Adam took her hands and kissed their palms, then drew her into his arms. “Sis, I love you so much, and I understand what you are saying. But Damon’s a man I don’t think I want to cross. You have seen his true self. He is a shifty, crafty man who would do anything to rid his life of the Navaho. Who is to say what he would do if he realized that I was friends with the Navaho again?”
“There are ways to protect ourselves against him,” Stephanie said, easing from his arms. She lifted her derringer from its holster, where she had left it hanging on the back of a chair. She caressed the gun as she stared down at it. “I know that he’d better not try anything with me again. I will shoot
him, Adam. He won’t get the chance to touch me with his filthy hands again.”
Adam watched her smoothing her hand over the firearm for a moment, feeling trapped by her demands. There was no way he was going to give up the idea of taking more land, now that he saw it within his grasp. And to do that, he needed Damon.

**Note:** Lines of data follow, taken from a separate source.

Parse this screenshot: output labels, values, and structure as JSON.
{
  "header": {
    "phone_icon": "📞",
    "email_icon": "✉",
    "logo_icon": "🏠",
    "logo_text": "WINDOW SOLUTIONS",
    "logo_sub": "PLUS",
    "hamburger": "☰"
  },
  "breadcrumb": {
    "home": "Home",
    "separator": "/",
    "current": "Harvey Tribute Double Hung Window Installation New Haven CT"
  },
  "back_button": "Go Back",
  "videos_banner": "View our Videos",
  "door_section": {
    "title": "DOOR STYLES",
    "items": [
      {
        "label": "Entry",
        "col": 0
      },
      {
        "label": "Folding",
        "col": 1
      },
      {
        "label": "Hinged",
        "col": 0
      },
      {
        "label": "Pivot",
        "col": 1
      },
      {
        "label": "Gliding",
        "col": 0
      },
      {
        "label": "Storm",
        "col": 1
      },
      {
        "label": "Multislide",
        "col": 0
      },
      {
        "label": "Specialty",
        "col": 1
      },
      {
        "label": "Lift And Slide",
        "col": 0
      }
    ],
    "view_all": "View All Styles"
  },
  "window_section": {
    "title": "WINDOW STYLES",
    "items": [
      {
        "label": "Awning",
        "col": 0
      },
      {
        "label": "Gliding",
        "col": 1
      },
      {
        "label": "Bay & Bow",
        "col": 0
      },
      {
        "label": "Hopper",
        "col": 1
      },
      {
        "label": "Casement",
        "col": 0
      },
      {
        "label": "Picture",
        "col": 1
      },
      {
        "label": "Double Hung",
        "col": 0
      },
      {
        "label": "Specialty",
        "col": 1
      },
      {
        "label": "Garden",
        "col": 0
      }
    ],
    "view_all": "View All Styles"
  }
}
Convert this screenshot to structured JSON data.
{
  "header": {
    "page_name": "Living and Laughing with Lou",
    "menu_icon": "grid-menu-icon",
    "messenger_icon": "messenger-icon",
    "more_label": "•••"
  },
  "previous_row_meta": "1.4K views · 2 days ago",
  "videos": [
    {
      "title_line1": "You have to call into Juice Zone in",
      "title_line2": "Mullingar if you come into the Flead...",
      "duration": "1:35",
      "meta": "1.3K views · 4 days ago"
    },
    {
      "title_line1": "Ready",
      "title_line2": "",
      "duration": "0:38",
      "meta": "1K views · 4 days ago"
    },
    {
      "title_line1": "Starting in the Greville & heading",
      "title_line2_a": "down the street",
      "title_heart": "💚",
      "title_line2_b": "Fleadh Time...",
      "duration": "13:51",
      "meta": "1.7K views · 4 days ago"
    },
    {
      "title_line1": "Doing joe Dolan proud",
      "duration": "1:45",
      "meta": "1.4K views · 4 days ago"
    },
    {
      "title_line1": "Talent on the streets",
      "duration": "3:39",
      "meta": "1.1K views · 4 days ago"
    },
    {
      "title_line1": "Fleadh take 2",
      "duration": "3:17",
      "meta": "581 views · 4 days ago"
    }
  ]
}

No. He could not actually do everything his sister was asking, but he could put on a danm good act. He would go to the Navaho and offer apologies. Perhaps, this would also give him the freedom to be with Pure Blossom for a while longer.
Then, after Damon performed his role in framing the Navaho, there would be no one who could cast any of the blame on Adam. In the end, Damon would be the one who would be swinging from a hangman’s noose.
Adam smiled cynically. His sister was no longer his trump card. Damon was. And Damon would have no idea that he was being tricked all the way to the gallows.
“I’ll go to the Navaho and apologize,” he said quickly. He drew her closer to him. “Pretty sister, does that make you happy?”
Stephanie was slow to respond. She studied his eyes, hoping to be able to see if he was sincere or not, but she had learned long ago that her brother was a master at disguising his true feelings. As before, she would just have to take him at his word and pray that things would be put right with the Navaho.